File metadata and controls

32 lines (26 loc) · 1.55 KB

Repeat definitions

The repeat definition files are BED files containing repeat coordinates and information about the repeat structure. The first three columns specify the coordinates of the repeat region. The fourth column contains the following mandatory fields:

  • Repeat identifier (ID). The identifier must be globally unique.
  • The comma-separated list of repeat motifs (MOTIFS) specifying all possible motifs that can appear in this region. In particular, each motif present in the STRUC field must also be present in this field.
  • Repeat region structure (STRUC) field is required, although it is not currently used by TRGT. It is typically set to STRUC=<TR>. This field will be used in the future versions of the tool for defining population structure of complex repeat regions.

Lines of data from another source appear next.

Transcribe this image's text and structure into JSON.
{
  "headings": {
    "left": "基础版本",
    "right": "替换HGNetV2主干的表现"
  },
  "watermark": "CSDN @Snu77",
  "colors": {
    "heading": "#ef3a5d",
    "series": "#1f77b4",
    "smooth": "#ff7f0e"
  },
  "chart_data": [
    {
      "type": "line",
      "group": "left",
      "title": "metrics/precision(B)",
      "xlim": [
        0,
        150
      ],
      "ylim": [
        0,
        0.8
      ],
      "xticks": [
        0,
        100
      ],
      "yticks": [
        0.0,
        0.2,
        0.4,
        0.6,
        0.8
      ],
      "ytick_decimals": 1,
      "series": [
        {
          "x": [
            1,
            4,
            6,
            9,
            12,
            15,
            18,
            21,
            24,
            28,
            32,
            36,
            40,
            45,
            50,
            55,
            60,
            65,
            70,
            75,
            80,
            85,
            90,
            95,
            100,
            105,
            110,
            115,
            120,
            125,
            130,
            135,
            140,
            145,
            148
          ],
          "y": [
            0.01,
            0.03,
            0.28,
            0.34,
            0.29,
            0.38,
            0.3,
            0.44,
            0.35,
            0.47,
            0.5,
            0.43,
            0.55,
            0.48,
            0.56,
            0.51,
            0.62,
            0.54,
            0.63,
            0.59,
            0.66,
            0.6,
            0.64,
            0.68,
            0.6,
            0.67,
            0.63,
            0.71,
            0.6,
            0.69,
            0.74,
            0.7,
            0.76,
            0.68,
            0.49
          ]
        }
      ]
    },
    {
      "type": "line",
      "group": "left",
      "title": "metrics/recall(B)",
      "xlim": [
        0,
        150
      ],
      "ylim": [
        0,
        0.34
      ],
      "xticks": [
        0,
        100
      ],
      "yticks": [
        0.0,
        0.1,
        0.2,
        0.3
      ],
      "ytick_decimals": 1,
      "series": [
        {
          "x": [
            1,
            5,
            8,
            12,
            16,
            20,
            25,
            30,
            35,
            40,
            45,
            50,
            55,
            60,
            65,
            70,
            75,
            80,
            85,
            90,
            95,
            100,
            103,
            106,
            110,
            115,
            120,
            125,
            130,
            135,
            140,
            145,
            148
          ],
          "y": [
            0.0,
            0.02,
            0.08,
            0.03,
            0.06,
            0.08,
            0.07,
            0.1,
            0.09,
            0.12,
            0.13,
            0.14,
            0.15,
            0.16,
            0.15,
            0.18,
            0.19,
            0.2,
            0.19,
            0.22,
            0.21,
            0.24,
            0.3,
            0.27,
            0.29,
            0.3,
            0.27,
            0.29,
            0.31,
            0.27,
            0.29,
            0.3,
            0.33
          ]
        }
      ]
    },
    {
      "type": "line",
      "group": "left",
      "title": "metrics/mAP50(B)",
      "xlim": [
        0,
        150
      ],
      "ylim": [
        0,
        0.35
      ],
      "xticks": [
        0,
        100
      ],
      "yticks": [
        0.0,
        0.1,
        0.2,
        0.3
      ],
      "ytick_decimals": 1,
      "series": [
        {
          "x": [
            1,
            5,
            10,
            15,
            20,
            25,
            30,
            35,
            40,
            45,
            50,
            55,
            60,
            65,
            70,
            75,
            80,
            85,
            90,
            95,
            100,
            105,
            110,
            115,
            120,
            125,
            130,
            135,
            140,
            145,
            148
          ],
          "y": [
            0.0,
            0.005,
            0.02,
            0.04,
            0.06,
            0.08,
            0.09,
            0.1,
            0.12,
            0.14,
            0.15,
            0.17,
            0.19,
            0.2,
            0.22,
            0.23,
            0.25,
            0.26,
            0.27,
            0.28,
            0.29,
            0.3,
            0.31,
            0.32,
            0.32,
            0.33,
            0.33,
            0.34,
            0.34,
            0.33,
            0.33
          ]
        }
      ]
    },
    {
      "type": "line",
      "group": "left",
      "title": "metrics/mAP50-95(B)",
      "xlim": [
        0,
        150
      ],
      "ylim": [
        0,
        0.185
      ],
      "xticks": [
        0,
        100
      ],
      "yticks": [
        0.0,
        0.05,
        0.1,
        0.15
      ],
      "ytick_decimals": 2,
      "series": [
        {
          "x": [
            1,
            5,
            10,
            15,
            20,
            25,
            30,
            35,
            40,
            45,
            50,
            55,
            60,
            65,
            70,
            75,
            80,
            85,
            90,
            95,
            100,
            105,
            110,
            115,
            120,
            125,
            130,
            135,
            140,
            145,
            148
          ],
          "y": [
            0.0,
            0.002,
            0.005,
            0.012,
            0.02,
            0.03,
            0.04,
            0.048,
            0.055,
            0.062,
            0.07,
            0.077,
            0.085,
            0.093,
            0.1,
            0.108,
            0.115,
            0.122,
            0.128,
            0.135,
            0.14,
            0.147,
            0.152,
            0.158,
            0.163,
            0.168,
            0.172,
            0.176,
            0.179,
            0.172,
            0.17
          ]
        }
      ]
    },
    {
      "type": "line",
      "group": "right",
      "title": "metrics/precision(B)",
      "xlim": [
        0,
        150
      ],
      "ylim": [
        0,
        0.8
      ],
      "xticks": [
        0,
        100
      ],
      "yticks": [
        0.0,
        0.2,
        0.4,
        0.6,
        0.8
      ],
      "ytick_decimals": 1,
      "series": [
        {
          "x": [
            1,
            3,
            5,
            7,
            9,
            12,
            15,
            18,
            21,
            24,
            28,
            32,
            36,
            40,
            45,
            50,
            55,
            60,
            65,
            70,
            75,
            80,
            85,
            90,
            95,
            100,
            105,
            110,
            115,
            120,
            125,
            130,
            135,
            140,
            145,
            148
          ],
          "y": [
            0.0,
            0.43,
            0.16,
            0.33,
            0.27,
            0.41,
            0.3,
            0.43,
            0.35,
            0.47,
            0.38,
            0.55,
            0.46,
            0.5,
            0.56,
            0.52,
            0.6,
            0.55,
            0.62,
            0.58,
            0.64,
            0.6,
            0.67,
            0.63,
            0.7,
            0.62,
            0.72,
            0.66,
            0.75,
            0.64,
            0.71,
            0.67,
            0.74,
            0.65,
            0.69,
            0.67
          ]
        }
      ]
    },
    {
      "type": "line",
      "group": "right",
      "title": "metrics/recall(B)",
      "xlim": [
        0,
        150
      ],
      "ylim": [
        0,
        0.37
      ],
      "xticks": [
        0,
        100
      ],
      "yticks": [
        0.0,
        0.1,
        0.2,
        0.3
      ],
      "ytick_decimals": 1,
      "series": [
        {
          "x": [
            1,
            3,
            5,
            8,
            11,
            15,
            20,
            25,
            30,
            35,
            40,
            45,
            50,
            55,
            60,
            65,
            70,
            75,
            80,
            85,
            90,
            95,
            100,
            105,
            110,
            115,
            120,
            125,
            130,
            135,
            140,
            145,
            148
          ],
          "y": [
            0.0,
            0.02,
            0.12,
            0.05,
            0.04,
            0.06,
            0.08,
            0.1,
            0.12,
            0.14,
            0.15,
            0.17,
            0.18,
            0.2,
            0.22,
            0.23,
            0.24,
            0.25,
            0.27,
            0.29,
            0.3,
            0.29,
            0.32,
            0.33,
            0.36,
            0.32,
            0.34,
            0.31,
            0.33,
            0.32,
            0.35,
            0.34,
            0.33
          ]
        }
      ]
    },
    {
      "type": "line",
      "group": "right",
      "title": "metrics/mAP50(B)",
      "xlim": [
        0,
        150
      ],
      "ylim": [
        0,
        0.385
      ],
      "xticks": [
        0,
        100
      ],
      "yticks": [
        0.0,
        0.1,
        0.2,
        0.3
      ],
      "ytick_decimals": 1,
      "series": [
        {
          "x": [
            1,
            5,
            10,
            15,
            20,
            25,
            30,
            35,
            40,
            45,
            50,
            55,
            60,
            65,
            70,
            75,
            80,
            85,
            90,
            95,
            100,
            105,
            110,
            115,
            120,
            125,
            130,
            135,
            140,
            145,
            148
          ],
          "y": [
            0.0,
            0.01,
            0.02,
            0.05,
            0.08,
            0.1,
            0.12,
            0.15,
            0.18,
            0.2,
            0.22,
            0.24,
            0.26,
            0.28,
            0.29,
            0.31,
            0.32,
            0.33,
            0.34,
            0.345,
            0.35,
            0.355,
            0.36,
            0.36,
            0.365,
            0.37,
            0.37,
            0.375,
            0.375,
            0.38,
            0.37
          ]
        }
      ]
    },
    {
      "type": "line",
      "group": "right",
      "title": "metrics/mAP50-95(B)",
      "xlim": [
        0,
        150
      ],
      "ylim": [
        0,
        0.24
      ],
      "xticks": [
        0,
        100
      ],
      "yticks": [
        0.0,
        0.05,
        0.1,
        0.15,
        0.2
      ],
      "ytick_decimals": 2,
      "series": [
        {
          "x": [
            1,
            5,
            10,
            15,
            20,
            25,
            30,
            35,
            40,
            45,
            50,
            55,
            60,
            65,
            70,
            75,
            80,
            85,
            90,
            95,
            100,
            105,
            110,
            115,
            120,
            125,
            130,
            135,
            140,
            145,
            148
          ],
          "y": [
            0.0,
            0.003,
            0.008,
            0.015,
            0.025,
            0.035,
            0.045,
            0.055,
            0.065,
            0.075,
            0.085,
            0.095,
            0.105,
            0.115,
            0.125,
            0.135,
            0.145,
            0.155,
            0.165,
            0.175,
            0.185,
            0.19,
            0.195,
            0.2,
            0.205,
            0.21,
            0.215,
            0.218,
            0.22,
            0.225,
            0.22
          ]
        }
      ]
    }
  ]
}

For example, consider this definition of tandem repeat:

chr4  3074876  3074966  ID=HTT;MOTIFS=CAG,CCG;STRUC=<TR>

It tells us that the repeat region has coordinates chr4:3074876-3074966. Its identifier is HTT. The region is expected to be composed of tandem repeats with motifs CAG and CCG.

Avoid redundant motif sets when defining repeats. For example, motifs C, ACC, and ACCAC are redundant because the sequence ACCACC can be decomposed as either ACC⋅ACC or as ACCAC⋅C. In this situation the segmentation algorithm may pick one decomposition over another simply because of the order in which motifs are listed. That makes results harder to compare across samples or runs. To avoid this issue, prefer a minimal, non-overlapping motif set.